Terra do Jura tem sido cantada em verso e prosa por poetas, artistas e boêmios ao longo desses últimos cento e tantos anos de sua história. Não é para menos. Terra de clima bom, de água cristalina, da opala, uma terra abençoada. Não é sem razão, pois que o lugar tem sido cantado por poetas, artistas e cantadores ao longo das décadas. Um papo com os amigos, meia hora e se põe tudo em dia. Quem casou com quem. Quem separou. Quem pulou a cerca, enfim.
Um dia desses estava tomando uma cerveja com amigos no bar de Chico Cotia quando o danado do Zé Galinha, o maior fofoqueiro da cidade, ia passando e a gente chamou ele. De início o bicho fez que não vinha. Nem deu as caras, passou reto sem olhar para a gente. Aí quando o danado já ia dobrando a esquina, Chico Neves gritou:
– Vai querer uma dosezinha não?
Ave Maria, o bicho parecia que tinha fogo no rabo. Deu meia volta e meteu o pé na carreira no nosso rumo. Coisa de segundos e já estava lambendo os beiços. Não rebolou nem um pouquinho da cachaça para o santo.

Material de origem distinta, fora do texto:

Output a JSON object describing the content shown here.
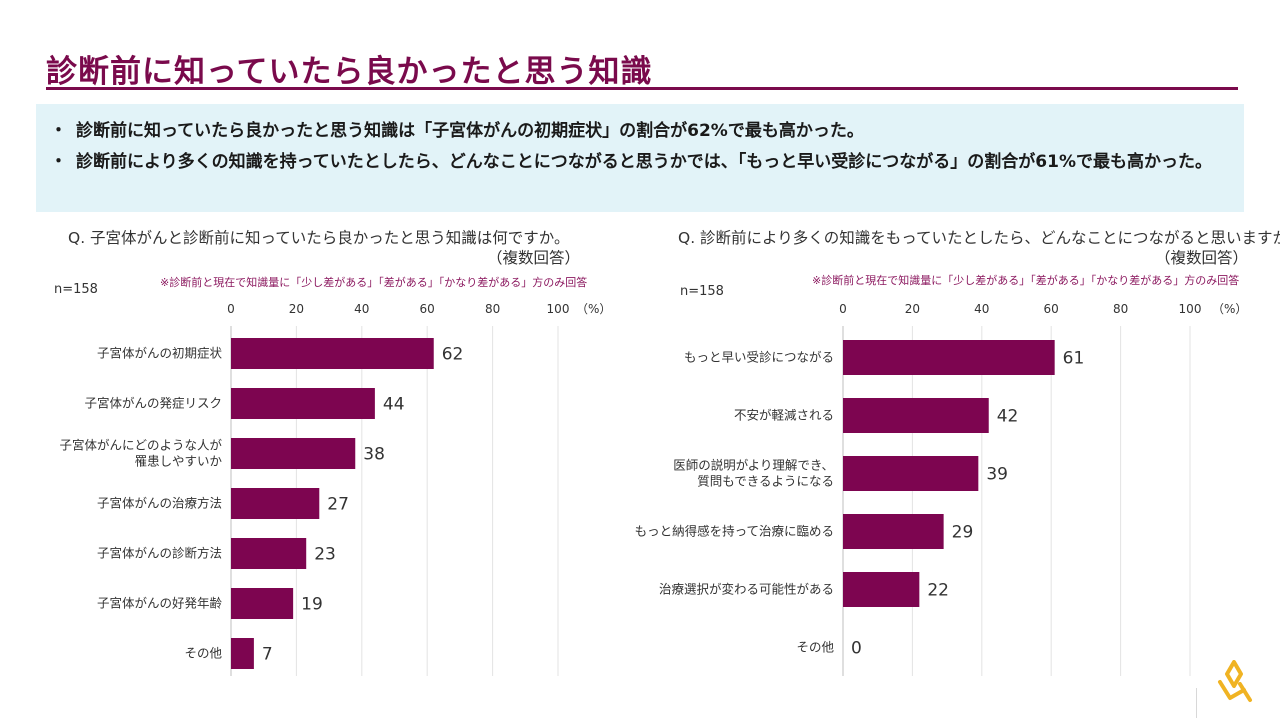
{
  "page": {
    "title": "診断前に知っていたら良かったと思う知識",
    "summary": [
      {
        "bullet": "・",
        "text": "診断前に知っていたら良かったと思う知識は「子宮体がんの初期症状」の割合が62%で最も高かった。"
      },
      {
        "bullet": "・",
        "text": "診断前により多くの知識を持っていたとしたら、どんなことにつながると思うかでは、「もっと早い受診につながる」の割合が61%で最も高かった。"
      }
    ]
  },
  "colors": {
    "accent": "#7a0a4c",
    "summary_bg": "#e2f3f8",
    "bar": "#7d0550",
    "note": "#8c1a60",
    "logo": "#f0b323"
  },
  "chart_data": [
    {
      "type": "bar",
      "orientation": "horizontal",
      "title": "Q. 子宮体がんと診断前に知っていたら良かったと思う知識は何ですか。",
      "subtitle": "（複数回答）",
      "note": "※診断前と現在で知識量に「少し差がある」「差がある」「かなり差がある」方のみ回答",
      "n_label": "n=158",
      "unit_label": "（%）",
      "xlim": [
        0,
        100
      ],
      "ticks": [
        "0",
        "20",
        "40",
        "60",
        "80",
        "100"
      ],
      "categories": [
        "子宮体がんの初期症状",
        "子宮体がんの発症リスク",
        "子宮体がんにどのような人が\n罹患しやすいか",
        "子宮体がんの治療方法",
        "子宮体がんの診断方法",
        "子宮体がんの好発年齢",
        "その他"
      ],
      "values": [
        62,
        44,
        38,
        27,
        23,
        19,
        7
      ]
    },
    {
      "type": "bar",
      "orientation": "horizontal",
      "title": "Q. 診断前により多くの知識をもっていたとしたら、どんなことにつながると思いますか。",
      "subtitle": "（複数回答）",
      "note": "※診断前と現在で知識量に「少し差がある」「差がある」「かなり差がある」方のみ回答",
      "n_label": "n=158",
      "unit_label": "（%）",
      "xlim": [
        0,
        100
      ],
      "ticks": [
        "0",
        "20",
        "40",
        "60",
        "80",
        "100"
      ],
      "categories": [
        "もっと早い受診につながる",
        "不安が軽減される",
        "医師の説明がより理解でき、\n質問もできるようになる",
        "もっと納得感を持って治療に臨める",
        "治療選択が変わる可能性がある",
        "その他"
      ],
      "values": [
        61,
        42,
        39,
        29,
        22,
        0
      ]
    }
  ]
}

Depois tomou mais uma dose e mais outra e isso tudo porque estava apressado para ir atender ao chamado de um cliente. Mas quando Chico Neves pousou-lhe um cigarro no bico, o homem puxou logo uma cadeira e ao se sentar tratou de dar uma baforada que levou quase metade do cigarro. Pronto, os sacanas haviam pegado o pobre do Chico Cotia para dele extrair os segredos mais cabeludos da fina sociedade de Terra do Jura.
Nisso os Pereira Brothers não resistiram e deram uma gargalhada. Um deles chegou mesmo a peidar. Tinha esse costume. Ria-se que chegava a abrir as pregas do cu e peidava. Os outros apertaram os narizes até o cheiro passar mais e voltaram a cair na gargalhada.
O único que não tampou o nariz foi Zé Galinha que por agora entornava talvez o quinto copo de cachaça. Zé Galinha não iria mais continuar sua saga, realizar algum trabalho na casa de alguém naquele dia. Depois do quinto copo de cana quase não conseguia mais manter a cabeça levantada.
O grupo já não dava mais atenção ao homem encharcado de álcool e tangendo a nuvem de mosquitos que o aperreavam. Agora falavam pelos cotovelos, mas sobre política. Lá fora da vendinha o sol indicava que era quase meio dia. Ao fim da rua onde começava um campo de futebol improvisado o vento de agosto esgarçava a superfície da areia fina que até há pouco tinha sido impiedosamente pisada por dezenas de pés de meninos que disputavam avidamente uma bola velha e murcha.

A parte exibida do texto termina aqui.